Outre ce qui a été dit plus haut (p 595), d’après le fond même du livre, de l'impossibilité d‘une interprétation littérale, il est aisé d’appuyer l'interprétation allégorique sur les bases les plus sûres. 1° Des exemples ou comparaisons tout à fait analogues abondent soit dans l’Ancien Testament, soit dans le Nouveau. Souvent la Bible représente la nation juive « comme l’épouse ou la fiancée du Seigneur, même comme une mère ou une vierge, et elle qualifie la défection d'Israël comme une infidélité conjugale et une prostitution ». Elle nomme Jéhovah, dans le sens strict de l’expression, un « Dieu jaloux », qui menace du divorce son épouse mystique. Comp. Ex. 34, 15; Lev. 20, 5-6; Num. 15, 39; Ps. 73, 27 (d’après le texte hébreu); Is. 50, 1 ; 54, 6; Jer. 3, 1-11; 4, 30; Ez. 15, 16; Os. 2, 19-20, etc. Le Ps. 44 développe, mais d’une manière abrégée, absolument la même pensée que le Cantique, et sous la même figure. Dans le nouveau Testament, Jésus-Christ reçoit très expressément aussi le nom d’époux, et l'Église est mentionnée comme son épouse (cf. Matth. 9, 15; 22, 2-14, et 25, 1-13; Joan. 3, 29; 2 Cor. 11, 12; Eph. 5, 22 et ss.; Apoc. 19, 9; 21, 2, 9, et 22, 17). 2° Les anciens commentateurs juifs (le Targum, le Midraš, les rabbins, les grands docteurs du moyen âge) ont toujours expliqué le Cantique d’après le sens allégorique, ne comprenant pas qu‘on pût lui en donner un autre. 3° La tradition chrétienne n’est pas moins expresse et universelle sous ce rapport: « Communem omnium paene doctorum et Sanctorum sententiam esse » dit à bon droit Sanchez pour la caractériser. Origène, saint Cyprien, saint Athanase, saint Grégoire de Nysse, saint Jérôme, saint Ambroise, saint Augustin, Théodoret, saint Bernard, saint Thomas d’Aquin, en sont les plus glorieux témoins (pour les détails de cette preuve, voyez Grandvaux et Le Hir, le Cantique des cantiques, Paris, 1883, p. 13-43; Cornely, Introductio specialis in didacticos et propheticos V.T. Libros, p. 186-195). 4° Enfin on trouve mainte allégorie semblable dans la littérature ancienne et moderne de l’Orient, c’est-à-dire l‘amour divin chanté par des comparaisons empruntées à l'affection humaine et au mariage.

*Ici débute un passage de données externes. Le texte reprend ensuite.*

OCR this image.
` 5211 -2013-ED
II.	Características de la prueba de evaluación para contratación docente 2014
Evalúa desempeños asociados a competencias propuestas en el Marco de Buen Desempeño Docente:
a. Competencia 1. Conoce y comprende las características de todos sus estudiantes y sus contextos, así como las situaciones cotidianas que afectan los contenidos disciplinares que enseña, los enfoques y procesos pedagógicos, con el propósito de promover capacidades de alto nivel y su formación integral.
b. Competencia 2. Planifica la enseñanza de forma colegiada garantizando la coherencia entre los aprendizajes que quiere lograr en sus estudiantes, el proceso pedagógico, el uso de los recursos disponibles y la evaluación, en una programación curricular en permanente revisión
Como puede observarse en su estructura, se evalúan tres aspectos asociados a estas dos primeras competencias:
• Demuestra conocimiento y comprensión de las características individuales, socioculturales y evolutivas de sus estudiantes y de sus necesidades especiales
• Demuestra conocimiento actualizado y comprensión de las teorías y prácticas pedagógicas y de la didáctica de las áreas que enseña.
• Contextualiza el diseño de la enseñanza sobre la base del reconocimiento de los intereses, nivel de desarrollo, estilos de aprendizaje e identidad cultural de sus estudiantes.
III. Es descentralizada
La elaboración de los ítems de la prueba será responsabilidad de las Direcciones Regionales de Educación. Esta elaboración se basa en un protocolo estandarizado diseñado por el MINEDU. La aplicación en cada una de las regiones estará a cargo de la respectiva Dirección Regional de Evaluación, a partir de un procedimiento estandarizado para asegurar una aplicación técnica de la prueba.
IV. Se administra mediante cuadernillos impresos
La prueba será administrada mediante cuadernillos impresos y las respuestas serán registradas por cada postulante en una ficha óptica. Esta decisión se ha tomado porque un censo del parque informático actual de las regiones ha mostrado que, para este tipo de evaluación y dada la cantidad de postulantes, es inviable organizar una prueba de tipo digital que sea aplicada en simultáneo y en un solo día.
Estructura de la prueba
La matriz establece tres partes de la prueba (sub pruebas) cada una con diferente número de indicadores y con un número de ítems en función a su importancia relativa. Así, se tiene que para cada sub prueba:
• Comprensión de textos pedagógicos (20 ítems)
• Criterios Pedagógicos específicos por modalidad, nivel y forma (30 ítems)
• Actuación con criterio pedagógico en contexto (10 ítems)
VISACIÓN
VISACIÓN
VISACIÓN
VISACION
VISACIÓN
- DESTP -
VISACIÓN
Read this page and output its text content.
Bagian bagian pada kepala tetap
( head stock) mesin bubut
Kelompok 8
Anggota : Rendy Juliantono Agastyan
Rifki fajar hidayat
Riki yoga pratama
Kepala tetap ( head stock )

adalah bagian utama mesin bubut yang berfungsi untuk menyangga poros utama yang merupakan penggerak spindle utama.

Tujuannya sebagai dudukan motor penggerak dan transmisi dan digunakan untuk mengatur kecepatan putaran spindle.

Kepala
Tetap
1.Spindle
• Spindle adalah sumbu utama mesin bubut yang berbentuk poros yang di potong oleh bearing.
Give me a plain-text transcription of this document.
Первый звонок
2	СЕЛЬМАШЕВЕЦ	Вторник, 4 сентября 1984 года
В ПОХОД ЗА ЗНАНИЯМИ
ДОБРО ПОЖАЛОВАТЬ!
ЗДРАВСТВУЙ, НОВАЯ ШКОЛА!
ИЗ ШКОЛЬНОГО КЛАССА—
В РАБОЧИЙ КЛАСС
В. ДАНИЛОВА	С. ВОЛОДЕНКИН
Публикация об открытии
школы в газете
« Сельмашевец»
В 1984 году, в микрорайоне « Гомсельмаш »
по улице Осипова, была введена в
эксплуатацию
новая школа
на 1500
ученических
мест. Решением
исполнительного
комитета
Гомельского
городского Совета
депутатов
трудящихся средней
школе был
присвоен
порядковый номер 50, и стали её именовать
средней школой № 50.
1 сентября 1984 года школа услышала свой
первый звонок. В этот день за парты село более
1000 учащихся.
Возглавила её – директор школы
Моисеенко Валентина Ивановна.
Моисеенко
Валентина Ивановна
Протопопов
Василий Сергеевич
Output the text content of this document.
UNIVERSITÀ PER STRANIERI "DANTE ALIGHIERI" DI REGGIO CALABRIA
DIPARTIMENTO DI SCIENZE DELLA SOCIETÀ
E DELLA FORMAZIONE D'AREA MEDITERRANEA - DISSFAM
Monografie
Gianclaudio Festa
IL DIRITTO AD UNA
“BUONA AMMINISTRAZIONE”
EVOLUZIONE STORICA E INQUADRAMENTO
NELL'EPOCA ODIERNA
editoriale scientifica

C’est donc cette grande pensée de l’union de Jésus-Christ avec son Église que l’on doit avoir toujours présente à l’esprit lorsqu’on lit les pages du saint Cantique. « Mox transiliant sensus humanos, atque ad excelsa se efferant, comme dit si délicatement Bossuet. Danda opera, ut ad divinum velox sit transitus. » (Praef. In Cant., 4).
4° L'auteur du Cantique. — Le titre même du livre l’indique clairement : Canticum canticorum Salomonis, et nous n’avons aucune raison grave de révoquer en doute l’authenticité de cette formule, qui est plus ancienne que la version des Septante. La tradition à peu près unanime des Juifs et de l’Église catholique attribue également au roi Salomon la composition du Cantique. Divers caractères intrinsèques confirment cette double assertion. Le style est certainement, dans son ensemble, « le pur hébreu de la meilleure époque, » digne par conséquent de 1‘âge d’or de la littérature hébraïque; digne aussi de Salomon, qui fut un si grand poète (cf. 3 Reg. 4, 33. Ici encore les rationalistes allèguent de prétendus aramaïsmes, afin de pouvoir retarder de plusieurs siècles l'époque de la composition; cette affirmation exagérée s'est présentée à propos de l'Ecclésiaste. Voyez la page 548, note 5). La description des splendeurs de Jérusalem, de la cour royale et de tout Israël convient très bien aussi au règne de Salomon, qui ne fut point surpassé sous ce rapport (cf. 1, 4, 8; 3, 7-11; 4, 4, 12-15; 8, 11, etc,). ll en est de même des détails si fréquents qui concernent le monde des plantes et celui des animaux, avec lesquels le roi Salomon était intimement familiarisé, d’après 3 Reg. 4, 33 (cf. 1, 11-16; 2, 1-5; 7-17; 4, 1-16, etc. 1). Ce fait est donc regardé comme indiscutable.
5° Il n’en est pas de même de la question relative au plan et à la division du livre, car elle a été tranchée de bien des manières. On remarque cependant çà et là des formules identiques, qui paraissent terminer ou commencer un chant; par exemple, Adjuro vos, filiœ Jerusalem... (2, 7; 3, 5, et 8, 4), et Quae est ista... (3, 6; 6, 9, et 8, 5). En les combinant avec les faits racontés, on peut partager le Cantique en six parties distinctes, qui paraissent assez complètes sous le rapport du fond et de la forme: Premier chant, 1, 1-2, 7; Second chant, 2, 8-3, 5; Troisième chant, 3, 6-5, 1; Quatrième chant, 5, 2-6, 8; Cinquième chant, 6, 9 8, 4; Sixième chant, 8, 5-14 (pour les subdivisions en paragraphes et en alinéas, voyez le commentaire, et notre Biblia sacra, p. 706-713. On a depuis assez longtemps abandonné la division trop factice de Bossuet en sept parties, qui correspondraient aux sept jours des fêtes nuptiales). Il y a, pour 1’idée, une gradation ascendante très sensible dans les différents chants; le Christ et l'Église vont s’entr’aimant de plus en plus et se manifestent toujours davantage leur céleste amour. Leur union devient plus étroite à chaque chant; au dernier, elle reçoit sa consommation et son couronnement dans le ciel.
6° Auteurs à consulter. — Aux premiers siècles, Origène, saint Grégoire de Nysse et Théodoret, dans l'Église grecque; saint Ambroise, saint Grégoire le Grand et le Vén. Bède, dans l'Église latine. Au moyen âge, Honorius d’Autun, saint Bernard, Nicolas de Lyre et saint Thomas d‘Aquin. Aux temps modernes, Pineda (Praelectio sacra in Cant., 1602), Sanchez (Lyon, 1616), Bossuet (Libri Salomonis... cum notis, Paris, 1693), Calmet. De nos jours Schaefer (Das Hohe Lied; Münster, 1876), Le Hir (Le Cantique des cantiques, précédé d’une étude sur le vrai sens du Cantique, par M. l’abbé Grandvaux; Paris, 1883), Mgr Meignan (Salomon, son règne, ses écrits; Paris, 1890); G. Gietmann (Commentarius in Ecclesiasten et Canticum canticorum; Paris, 1890).